IX. You can't escape - prima parte

201 13 58
                                    

C'era un sole smorto che bagnava le sommità delle mura di quell'ampio cortile dove i membri della druzina fumavano, sparavano a bottiglie vuote o facevano scommesse. Sasha si era sistemato in un angolo, mentre Ilyas e Aisha erano stati muniti di pistole a salve per testare la loro abilità nel manovrare armi. Nessuno aveva ancora chiesto a lui se lo sapeva fare; si dava per scontato, visto che apparteneva ai Maliska.

Insieme agli spari coglieva frammenti di conversazione, sfilacciate frasi che si intrecciavano vaghe nell'aria grigia, alcune che recavano tracce di accenti sconosciuti, cadenze provenienti dai diversi angoli della Russia, altre invece palesemente moscovite.

Insieme alle voci vedeva anche immagini...

«Ormai i racket dei chioschi di strada sono roba superata. Non che non ci siano ancora piattole: sono tutti culi neri. Gli uzbechi, gli azeri, i georgiani, i caucasici in genere e non scordiamoci di aggiungere alla feccia i ceceni, ecco, sono loro il problema!»

«Ieri ho sentito Masha, per il buco strausato di una bagascia dice che è incinta e che il figlio è mio. Io le ho detto di dimostrarmelo. Sai come mi ha risposto quella troia?»

«La vodka, la vodka guarisce tutto, credi a me. Prendila con le pillole.»

«Bisogna ammettere che gli ucraini non sono male con la prostituzione, ma il ras dell'uranio, del petrolio, dei diamanti e della kradija appartiene ai russi.»

«... io la strozzo con le sue budella, lei e quello stronzo che l'ha ingravidata!
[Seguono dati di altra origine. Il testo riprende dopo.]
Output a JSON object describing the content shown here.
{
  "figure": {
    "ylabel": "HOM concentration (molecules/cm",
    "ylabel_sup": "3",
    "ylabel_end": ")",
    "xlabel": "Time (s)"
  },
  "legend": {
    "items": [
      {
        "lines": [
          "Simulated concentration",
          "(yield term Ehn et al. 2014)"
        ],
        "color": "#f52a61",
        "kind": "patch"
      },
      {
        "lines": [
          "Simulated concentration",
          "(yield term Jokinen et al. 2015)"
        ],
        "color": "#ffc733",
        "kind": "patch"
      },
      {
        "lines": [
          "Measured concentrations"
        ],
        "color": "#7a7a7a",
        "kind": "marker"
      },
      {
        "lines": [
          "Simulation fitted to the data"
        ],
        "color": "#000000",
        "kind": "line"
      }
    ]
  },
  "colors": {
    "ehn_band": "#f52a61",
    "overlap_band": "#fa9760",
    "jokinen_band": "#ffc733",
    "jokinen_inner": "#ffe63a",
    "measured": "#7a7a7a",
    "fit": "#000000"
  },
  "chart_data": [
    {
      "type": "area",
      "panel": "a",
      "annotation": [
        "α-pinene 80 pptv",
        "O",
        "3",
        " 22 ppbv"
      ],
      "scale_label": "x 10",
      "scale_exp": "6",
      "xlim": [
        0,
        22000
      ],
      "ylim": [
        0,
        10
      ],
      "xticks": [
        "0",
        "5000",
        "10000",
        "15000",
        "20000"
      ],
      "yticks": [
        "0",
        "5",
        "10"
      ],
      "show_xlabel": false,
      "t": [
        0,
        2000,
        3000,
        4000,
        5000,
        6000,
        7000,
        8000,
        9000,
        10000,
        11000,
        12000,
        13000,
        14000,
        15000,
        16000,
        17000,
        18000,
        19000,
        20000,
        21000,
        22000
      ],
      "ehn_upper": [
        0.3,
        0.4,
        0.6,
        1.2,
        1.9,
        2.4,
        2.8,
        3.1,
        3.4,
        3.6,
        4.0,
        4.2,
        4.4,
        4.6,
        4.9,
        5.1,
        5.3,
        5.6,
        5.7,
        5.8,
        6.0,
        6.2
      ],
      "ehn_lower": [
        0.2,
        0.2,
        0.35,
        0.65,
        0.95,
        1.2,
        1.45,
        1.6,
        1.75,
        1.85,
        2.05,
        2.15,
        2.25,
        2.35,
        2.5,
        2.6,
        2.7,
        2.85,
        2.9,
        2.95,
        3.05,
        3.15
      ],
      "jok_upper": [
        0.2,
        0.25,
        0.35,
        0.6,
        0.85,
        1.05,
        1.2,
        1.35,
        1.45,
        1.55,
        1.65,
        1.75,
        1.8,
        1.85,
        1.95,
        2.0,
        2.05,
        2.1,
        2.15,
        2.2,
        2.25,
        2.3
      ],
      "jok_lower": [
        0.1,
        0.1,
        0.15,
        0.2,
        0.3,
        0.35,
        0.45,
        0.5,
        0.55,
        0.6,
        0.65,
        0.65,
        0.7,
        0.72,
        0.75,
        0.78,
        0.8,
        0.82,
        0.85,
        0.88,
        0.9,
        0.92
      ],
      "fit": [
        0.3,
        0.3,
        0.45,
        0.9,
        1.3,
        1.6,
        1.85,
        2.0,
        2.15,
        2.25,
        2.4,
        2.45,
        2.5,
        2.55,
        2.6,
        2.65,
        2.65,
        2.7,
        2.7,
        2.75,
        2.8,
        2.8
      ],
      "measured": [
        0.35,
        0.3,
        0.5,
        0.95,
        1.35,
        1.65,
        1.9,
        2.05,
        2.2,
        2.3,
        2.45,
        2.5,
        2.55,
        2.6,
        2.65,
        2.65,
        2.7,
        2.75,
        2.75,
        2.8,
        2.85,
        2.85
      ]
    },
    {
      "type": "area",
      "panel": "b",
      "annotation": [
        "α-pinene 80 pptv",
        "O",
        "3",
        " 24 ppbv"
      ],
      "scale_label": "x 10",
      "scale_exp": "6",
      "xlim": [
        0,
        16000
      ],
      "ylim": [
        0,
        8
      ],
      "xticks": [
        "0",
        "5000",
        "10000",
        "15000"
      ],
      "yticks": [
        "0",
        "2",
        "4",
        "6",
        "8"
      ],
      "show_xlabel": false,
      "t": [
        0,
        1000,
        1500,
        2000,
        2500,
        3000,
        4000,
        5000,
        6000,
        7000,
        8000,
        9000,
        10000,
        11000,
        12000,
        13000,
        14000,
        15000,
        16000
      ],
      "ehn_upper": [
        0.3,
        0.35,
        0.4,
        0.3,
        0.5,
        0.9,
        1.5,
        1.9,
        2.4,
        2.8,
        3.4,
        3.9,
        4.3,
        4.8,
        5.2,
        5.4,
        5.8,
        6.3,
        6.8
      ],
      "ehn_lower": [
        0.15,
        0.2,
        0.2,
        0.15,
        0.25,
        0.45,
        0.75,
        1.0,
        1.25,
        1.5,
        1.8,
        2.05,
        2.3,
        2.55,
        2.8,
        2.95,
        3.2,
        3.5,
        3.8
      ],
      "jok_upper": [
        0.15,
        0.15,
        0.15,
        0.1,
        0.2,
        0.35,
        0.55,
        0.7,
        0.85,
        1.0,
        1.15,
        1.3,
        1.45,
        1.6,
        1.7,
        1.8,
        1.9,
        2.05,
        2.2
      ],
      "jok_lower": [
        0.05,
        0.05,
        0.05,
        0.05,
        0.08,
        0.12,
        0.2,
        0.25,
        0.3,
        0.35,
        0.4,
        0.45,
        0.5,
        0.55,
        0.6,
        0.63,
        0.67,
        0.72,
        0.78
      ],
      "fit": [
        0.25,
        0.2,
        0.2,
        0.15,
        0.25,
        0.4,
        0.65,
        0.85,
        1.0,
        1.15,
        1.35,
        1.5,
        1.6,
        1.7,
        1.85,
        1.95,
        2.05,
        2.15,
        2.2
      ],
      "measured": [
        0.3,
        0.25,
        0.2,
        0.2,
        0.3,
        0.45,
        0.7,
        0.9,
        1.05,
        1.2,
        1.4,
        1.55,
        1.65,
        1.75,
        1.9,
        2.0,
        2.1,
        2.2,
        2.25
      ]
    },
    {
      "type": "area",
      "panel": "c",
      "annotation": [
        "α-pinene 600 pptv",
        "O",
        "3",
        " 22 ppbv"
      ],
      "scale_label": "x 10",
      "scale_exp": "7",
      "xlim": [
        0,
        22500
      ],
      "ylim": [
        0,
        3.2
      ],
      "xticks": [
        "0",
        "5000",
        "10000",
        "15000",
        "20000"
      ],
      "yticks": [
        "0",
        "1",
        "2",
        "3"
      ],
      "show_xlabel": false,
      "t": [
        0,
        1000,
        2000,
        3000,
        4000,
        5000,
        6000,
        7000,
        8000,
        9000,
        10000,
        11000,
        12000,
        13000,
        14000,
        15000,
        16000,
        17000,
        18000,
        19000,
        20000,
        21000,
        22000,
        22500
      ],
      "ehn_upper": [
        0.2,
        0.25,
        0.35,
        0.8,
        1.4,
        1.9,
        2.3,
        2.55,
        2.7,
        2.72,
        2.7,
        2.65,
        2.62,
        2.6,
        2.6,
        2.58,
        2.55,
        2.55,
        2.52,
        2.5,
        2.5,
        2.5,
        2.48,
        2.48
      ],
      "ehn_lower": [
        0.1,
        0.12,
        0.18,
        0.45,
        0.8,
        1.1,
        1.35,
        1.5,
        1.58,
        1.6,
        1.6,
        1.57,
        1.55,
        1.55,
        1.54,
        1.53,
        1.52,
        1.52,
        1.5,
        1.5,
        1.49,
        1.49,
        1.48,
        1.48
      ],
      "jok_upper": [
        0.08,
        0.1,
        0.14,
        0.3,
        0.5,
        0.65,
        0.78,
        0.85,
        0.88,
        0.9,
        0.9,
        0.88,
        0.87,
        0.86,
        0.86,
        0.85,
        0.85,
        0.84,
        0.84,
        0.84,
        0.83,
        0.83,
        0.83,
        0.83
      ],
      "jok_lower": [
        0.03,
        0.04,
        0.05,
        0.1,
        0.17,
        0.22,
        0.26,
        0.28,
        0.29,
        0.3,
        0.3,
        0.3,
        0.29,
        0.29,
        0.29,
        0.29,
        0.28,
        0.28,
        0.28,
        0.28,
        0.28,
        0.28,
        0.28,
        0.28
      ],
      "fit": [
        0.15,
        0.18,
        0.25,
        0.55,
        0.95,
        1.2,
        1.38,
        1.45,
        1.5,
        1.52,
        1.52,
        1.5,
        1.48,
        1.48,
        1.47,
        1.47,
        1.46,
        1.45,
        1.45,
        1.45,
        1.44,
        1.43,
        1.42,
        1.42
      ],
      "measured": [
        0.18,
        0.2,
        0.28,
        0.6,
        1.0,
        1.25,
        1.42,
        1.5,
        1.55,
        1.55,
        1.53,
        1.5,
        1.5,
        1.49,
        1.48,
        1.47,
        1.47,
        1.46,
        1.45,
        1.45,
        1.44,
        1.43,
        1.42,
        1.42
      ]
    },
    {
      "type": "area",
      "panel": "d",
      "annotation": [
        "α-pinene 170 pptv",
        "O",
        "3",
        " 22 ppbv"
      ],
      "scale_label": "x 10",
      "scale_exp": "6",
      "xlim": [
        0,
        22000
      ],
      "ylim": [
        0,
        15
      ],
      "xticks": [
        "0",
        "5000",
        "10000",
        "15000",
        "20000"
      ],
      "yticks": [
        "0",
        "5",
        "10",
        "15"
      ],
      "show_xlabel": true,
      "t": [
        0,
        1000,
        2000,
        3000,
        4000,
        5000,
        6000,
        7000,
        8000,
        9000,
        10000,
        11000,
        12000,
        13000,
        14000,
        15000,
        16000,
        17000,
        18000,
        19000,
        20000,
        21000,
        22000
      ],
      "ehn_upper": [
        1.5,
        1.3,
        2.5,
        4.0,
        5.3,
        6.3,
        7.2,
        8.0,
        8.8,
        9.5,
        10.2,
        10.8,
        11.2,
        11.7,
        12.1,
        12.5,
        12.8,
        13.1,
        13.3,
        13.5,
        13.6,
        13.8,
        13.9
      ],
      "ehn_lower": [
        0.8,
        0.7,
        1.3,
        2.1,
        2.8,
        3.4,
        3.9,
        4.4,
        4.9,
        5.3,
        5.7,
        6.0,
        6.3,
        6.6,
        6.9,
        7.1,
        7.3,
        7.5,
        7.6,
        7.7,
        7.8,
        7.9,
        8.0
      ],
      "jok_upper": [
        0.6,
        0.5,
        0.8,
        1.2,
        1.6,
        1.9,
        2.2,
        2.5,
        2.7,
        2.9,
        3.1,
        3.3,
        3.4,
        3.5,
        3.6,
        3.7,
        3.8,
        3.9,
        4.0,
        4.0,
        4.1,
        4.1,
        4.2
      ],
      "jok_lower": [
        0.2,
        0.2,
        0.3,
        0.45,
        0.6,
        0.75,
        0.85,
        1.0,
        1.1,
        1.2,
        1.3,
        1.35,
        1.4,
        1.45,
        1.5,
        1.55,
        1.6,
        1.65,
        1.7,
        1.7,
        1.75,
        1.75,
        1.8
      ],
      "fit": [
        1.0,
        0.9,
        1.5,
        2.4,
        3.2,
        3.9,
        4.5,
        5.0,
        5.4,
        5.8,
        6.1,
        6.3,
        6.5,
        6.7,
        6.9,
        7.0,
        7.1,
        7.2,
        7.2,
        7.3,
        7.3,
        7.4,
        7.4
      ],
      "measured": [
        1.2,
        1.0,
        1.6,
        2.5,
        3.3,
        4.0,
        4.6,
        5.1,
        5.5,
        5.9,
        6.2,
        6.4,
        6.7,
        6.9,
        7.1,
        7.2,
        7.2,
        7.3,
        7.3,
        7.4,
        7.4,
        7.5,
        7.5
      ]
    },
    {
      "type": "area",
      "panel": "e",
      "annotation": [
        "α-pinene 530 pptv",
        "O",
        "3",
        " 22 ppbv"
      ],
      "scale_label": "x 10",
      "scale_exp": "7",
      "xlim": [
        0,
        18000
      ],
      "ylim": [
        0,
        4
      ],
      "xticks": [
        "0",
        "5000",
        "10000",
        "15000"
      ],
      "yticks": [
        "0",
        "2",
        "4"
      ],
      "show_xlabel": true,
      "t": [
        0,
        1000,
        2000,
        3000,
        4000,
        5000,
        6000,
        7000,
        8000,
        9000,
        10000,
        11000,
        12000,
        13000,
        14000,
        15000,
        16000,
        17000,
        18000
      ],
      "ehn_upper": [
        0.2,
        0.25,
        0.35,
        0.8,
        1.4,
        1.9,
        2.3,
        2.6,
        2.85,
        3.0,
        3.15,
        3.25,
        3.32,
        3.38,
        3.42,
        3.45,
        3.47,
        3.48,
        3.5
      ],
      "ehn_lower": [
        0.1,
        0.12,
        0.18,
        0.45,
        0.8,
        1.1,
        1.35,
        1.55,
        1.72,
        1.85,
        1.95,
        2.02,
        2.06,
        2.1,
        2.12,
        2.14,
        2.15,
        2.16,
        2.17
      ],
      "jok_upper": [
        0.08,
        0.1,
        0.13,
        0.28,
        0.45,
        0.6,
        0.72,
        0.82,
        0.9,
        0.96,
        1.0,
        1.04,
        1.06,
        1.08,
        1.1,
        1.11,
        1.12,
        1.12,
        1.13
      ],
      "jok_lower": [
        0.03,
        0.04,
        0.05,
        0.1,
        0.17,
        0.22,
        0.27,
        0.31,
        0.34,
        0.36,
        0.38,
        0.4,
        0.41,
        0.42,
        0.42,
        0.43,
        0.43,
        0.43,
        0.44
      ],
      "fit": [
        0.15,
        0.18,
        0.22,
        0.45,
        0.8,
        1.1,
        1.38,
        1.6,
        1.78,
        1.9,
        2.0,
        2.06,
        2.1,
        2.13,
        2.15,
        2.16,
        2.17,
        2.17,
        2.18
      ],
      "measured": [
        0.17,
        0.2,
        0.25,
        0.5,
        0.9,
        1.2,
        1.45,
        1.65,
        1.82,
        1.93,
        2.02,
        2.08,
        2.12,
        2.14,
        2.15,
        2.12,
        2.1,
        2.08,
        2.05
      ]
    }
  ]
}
Prima che venga la Maslenitsa io li...»

«Se non ci fosse la Bratstvo dei Novikh, il campo sarebbe molto più libero.»

«Il mio vecchio diceva: la vodka non ha classi ed è la verità!»

«Ehi, cucciolo.» Una voce e un tocco alla spalla lo scossero, facendolo sussultare. Lukas Maraskin era in piedi a pochi centimetri da lui; scoppiò a ridere. «Sei un po' teso?»

«Io... no.» Sasha prese a guardarsi le scarpe. Era seduto a terra, le ginocchia raccolte. Quella cacofonia di voci frammezzate a visioni – pezzi di vita di tutti quegli uomini – lo avevano spinto a raggomitolarsi come un gatto. «Stavo solo pensando.»

«Non vai con quei due?» gli chiese l'uomo, occhieggiando i due ashkali con le armi puntate a una fila di bottiglie vuote.

Di loro si stava occupando quel tale che gli aveva controllato i documenti una settimana prima. Si chiamava Nikolaj Liperin, ma tutti lo chiamavano Kolja; era il secondo della druzina. Si era offerto di insegnare ai "nuovi acquisti" i trucchi del mestiere.

«Non sono portato a sparare.»

«Sei il figlio di un Vor.»

«Non sono portato neanche per quello.»

Si sfregò il mento sulle ginocchia e cercò di isolare i rumori, le voci e le immagini. Se si concentrava, poteva contenere tutto quel che gli si riversava in testa, ma non era sempre facile. C'erano giorni in cui la mente gli dava l'idea di scoppiare, tanto era soverchiata da pezzi di vita non propria.

«Per essere il figlio di un Vor? Di' un po', ragazzo, com'è tuo padre?»

C'era un'esitazione mista a curiosità appena palpabile nella voce dell'altro. Sasha alzò gli occhi a guardarlo, preso alla sprovvista.

«In che senso?»

«Non ho mai avuto a che fare coi Maliska. Ne ho solo sentito parlare così come dei Kirayev e mi chiedevo...»

«Tutto quel che hai sentito è vero. È meglio avere a che fare con una muta di lupi feroci che con loro.»

Non ci girò tanto attorno: quelle settimane lontano da casa, la scoperta di quella doppia natura, la conoscenza dei due ashkali e di quel mondo, lo avevano reso più disinvolto nel palesare astio nei confronti del parentado.